Stocks Fell in 2018: Is Real Estate an Option?

Compared to recent years, 2018 was not a good year for the stock market. The major United States indexes posted their “worst yearly performances since the financial crisis” on the last day of the year, according to CNBC.

The S&P 500 and Dow Jones Industrial Average were down 6.2 percent and 5.6 percent, respectively, for 2018. Both indexes logged in their biggest annual losses since 2008, when they plunged 38.5 percent and 33.8 percent, respectively. The Nasdaq Composite lost 3.9 percent in 2018, its worst year in a decade, when it dropped 40 percent.

The S&P 500 and Dow fell for the first time in three years, while the Nasdaq snapped a six-year winning streak. 2018 was a year fraught with volatility, characterized by record highs and sharp reversals. This year also marks the first time ever the S&P 500 posts a decline after rising in the first three quarters.

Even if stocks began to rebound in 2019, some in the financial industry say upward mobility wouldn’t last. Former Federal Reserve Chairman Alan Greenspan recently warned on CNN to prepare for the worst.

The former Federal Reserve chairman who famously warned more than two decades ago about “irrational exuberance” in the stock market doesn’t see equity prices going any higher than they are now.

“It would be very surprising to see it sort of stabilize here, and then take off,” Greenspan said in an interview with CNN anchor Julia Chatterley.

At the end of that run, run for cover.

Alan Greenspan

He added that markets could still go up further — but warned investors that the correction would be painful.

What options do nervous investors have if they want to attempt to protect against potential losses? Real estate is a possible option for diversifying and mitigating risk.

If history is any guide, the housing market could be the unlikely safe haven in the next recession once again.

The U.S. housing market has weathered all the recessions since 1980, with the exception of the Great Recession of 2008, Jefferies pointed out in a recent note.

The FHFA U.S. house price index rose by an average of 7.4 percent in the year prior to a recession and prices rose an average of 2.7 percent from the start of a recession to the end, the note stated.

“Other than during the GFC (Great Financial Crisis), home prices have kept rising even during recessions, probably because rates fall, the vast majority of people retained jobs and household formation continues,” said Thomas J. Thornton, Jefferies’ head of U.S. equity product management, in the note to clients.

Financial professionals believe housing would fare better than it did in 2008 were there to be another recession.

The subprime mortgage crisis brought about the last recession in 2008, but the housing market has since roared back with better lending standards. Lower long-term interest rates also boosted housing demand.

Real estate and other alternative investments can be part of your retirement investing.

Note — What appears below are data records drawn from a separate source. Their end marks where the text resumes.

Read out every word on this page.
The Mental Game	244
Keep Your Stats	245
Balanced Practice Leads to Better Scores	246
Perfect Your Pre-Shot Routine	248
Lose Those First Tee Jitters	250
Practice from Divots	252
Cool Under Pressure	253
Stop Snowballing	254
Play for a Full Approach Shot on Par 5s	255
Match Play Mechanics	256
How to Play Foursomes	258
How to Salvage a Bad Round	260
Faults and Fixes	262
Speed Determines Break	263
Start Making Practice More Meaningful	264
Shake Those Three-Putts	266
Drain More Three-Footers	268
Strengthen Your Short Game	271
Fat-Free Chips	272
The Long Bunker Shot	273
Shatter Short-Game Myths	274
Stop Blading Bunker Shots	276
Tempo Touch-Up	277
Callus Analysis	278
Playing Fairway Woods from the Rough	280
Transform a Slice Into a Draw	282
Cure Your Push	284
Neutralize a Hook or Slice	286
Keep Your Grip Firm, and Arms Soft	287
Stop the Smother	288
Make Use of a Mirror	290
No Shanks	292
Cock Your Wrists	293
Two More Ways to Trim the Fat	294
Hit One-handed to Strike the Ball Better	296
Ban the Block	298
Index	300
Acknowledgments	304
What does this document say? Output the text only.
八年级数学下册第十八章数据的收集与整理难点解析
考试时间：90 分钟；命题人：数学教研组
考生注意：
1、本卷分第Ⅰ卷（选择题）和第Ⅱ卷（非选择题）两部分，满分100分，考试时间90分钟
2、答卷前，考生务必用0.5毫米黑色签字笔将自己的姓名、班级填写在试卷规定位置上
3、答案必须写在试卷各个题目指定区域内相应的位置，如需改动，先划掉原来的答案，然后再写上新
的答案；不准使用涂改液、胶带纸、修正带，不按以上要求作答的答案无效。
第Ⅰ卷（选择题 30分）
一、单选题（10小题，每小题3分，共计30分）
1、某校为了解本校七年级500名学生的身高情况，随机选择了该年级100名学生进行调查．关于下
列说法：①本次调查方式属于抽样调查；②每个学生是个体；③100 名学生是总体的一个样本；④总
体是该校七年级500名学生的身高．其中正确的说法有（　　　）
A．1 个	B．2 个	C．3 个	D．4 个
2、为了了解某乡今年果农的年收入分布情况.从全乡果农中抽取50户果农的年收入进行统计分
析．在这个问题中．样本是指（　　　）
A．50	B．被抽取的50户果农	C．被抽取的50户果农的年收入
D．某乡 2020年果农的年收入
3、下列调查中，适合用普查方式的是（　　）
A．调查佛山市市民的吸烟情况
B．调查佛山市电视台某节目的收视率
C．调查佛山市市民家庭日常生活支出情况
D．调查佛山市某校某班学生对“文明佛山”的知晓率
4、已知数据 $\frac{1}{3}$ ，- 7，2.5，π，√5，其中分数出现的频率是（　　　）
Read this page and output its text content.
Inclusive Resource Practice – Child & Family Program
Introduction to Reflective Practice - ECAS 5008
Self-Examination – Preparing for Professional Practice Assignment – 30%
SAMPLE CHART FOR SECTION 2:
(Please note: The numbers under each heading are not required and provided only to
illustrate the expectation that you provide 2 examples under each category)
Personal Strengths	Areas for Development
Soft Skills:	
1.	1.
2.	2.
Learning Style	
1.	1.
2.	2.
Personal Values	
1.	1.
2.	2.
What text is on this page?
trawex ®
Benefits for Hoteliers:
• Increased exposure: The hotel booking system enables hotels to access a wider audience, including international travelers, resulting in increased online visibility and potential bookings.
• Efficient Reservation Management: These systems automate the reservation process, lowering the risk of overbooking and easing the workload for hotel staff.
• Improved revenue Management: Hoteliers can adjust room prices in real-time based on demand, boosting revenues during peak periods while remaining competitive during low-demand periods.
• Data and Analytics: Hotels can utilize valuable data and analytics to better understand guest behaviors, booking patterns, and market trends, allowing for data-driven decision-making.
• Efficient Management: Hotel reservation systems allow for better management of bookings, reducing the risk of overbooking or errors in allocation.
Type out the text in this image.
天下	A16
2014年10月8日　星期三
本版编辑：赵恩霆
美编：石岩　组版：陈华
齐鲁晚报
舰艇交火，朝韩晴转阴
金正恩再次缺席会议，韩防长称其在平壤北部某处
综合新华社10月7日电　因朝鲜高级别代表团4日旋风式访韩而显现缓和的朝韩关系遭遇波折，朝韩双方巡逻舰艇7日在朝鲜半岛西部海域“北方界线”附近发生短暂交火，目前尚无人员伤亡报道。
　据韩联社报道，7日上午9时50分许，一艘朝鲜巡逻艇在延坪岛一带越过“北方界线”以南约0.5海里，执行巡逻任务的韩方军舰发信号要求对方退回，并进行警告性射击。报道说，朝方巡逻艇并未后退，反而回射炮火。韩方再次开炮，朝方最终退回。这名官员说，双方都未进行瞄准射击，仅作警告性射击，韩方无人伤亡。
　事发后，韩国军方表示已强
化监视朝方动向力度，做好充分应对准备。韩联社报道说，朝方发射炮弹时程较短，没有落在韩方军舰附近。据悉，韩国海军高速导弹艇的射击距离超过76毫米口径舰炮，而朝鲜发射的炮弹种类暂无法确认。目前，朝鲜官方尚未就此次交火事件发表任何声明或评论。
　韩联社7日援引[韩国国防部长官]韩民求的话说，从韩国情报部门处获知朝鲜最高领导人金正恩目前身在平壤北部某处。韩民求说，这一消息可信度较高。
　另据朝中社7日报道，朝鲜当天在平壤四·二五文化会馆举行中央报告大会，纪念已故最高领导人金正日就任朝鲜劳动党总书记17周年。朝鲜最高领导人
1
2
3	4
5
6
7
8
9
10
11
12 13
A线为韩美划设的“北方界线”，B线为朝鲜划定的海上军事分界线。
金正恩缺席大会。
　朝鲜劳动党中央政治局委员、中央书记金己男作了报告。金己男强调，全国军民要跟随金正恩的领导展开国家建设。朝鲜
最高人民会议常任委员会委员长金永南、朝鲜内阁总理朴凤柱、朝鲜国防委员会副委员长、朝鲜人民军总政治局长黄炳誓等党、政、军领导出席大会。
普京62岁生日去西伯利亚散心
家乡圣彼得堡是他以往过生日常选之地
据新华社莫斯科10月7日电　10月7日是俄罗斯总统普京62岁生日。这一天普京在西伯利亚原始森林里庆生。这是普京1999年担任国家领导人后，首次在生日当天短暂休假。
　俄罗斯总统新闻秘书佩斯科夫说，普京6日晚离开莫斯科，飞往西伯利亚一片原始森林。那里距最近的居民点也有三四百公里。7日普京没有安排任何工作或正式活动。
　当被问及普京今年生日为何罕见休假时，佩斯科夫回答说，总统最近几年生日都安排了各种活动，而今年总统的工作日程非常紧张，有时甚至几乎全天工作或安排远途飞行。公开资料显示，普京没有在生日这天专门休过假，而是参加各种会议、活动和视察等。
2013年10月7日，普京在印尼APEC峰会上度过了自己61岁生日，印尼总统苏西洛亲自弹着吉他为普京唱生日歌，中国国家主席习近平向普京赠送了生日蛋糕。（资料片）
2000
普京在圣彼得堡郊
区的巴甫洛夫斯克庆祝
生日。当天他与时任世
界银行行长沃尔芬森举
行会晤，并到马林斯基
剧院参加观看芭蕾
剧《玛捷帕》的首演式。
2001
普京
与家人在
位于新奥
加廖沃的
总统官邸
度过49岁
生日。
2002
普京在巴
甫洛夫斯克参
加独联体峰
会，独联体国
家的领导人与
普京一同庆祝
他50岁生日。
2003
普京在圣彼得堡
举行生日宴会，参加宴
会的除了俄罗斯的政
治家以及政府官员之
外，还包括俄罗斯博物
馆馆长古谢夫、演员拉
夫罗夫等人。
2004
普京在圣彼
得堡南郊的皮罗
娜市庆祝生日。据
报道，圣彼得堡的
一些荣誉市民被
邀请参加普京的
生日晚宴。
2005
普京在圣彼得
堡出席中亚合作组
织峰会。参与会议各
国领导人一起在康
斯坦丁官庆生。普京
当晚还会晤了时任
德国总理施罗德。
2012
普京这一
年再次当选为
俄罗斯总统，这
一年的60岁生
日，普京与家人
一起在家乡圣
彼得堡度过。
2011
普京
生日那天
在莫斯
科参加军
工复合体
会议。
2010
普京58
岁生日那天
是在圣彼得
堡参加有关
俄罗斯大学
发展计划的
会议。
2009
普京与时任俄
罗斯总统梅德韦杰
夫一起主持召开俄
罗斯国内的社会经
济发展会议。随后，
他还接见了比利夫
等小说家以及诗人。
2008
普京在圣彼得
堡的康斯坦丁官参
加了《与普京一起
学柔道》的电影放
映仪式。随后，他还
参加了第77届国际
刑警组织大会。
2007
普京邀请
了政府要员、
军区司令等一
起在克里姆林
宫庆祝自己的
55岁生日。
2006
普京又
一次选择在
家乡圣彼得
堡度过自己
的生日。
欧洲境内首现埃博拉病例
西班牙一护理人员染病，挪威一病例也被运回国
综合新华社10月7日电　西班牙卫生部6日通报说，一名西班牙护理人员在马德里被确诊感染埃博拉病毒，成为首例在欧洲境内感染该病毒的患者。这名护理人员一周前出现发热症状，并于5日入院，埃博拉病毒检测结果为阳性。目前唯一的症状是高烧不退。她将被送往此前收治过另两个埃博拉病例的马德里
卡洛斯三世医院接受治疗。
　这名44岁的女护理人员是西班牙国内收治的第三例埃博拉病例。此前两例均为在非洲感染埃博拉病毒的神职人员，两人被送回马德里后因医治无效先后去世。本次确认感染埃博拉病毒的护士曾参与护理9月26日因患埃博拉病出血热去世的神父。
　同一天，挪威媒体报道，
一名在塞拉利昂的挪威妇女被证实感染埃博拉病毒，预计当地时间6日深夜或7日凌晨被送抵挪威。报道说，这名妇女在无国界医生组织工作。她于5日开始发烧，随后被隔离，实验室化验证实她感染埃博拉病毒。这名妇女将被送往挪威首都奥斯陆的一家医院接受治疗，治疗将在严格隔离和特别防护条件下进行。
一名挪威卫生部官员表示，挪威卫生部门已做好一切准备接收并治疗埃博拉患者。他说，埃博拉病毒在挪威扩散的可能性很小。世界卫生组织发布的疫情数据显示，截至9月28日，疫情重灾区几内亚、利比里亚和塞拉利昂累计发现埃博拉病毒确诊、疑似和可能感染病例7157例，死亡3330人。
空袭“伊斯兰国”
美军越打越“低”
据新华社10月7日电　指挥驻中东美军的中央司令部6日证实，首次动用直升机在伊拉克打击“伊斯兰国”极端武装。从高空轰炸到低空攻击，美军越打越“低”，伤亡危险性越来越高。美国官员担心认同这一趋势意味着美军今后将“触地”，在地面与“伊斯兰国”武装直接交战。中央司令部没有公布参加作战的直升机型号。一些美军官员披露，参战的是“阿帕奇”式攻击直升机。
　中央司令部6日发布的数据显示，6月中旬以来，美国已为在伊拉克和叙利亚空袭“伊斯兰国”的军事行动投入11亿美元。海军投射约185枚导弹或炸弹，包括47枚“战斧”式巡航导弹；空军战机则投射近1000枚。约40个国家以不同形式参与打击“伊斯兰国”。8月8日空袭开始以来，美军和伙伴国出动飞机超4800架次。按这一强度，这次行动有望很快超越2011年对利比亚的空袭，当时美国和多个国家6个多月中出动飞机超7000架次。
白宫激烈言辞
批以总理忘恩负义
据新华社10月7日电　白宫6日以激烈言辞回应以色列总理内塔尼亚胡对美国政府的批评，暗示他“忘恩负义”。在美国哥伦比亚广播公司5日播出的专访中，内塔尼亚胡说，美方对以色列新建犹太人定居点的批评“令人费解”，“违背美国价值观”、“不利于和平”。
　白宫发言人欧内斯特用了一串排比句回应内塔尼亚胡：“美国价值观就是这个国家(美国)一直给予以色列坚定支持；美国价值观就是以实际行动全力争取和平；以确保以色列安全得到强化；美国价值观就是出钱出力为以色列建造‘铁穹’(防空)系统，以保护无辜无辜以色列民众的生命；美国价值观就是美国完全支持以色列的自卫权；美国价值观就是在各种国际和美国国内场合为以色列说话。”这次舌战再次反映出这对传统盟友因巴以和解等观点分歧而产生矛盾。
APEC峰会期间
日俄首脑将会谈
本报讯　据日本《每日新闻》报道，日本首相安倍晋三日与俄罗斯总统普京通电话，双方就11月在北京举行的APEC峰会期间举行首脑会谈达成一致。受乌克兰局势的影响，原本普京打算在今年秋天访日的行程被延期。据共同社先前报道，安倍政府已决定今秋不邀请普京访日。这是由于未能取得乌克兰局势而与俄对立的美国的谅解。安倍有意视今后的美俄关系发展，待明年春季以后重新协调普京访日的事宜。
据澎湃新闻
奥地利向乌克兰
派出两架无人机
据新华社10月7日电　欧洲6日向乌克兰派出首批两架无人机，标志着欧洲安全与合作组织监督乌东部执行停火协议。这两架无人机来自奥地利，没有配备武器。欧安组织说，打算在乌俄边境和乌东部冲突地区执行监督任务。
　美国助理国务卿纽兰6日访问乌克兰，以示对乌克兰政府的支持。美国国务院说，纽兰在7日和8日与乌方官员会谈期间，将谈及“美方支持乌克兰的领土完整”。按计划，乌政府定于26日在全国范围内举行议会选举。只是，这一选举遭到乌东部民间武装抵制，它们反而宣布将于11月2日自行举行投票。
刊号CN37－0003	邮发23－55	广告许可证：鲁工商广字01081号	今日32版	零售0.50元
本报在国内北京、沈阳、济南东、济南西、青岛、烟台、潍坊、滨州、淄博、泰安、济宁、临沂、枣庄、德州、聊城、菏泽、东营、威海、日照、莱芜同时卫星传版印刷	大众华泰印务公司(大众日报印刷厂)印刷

If you’re looking to diversify your portfolio or already have an interest in investments such as real estate, it’s possible to use the same vehicle that you use to invest in stocks and bonds.

IRAs, Roth IRAs, and other accounts can hold a range of investments in addition to stocks, bonds, and mutual funds. Possible investments in these self-directed accounts can include real estate, notes, private placements, and even cryptocurrency.

Discover more about diversifying your investing with a self-directed IRA.


I plan to purchase a rental property with my IRA. Does the rental income have to go back into my IRA?

Yes, all income generated by an IRA-owned property must return to your IRA. This ensures that you retain the tax-deferred or tax-free status of the investment.


Can my IRA purchase real estate that I currently own?

No. This is considered a prohibited transaction (see IRC 4975). You may not purchase a property, or interest in a property, that’s currently owned by a disqualified person, which includes yourself.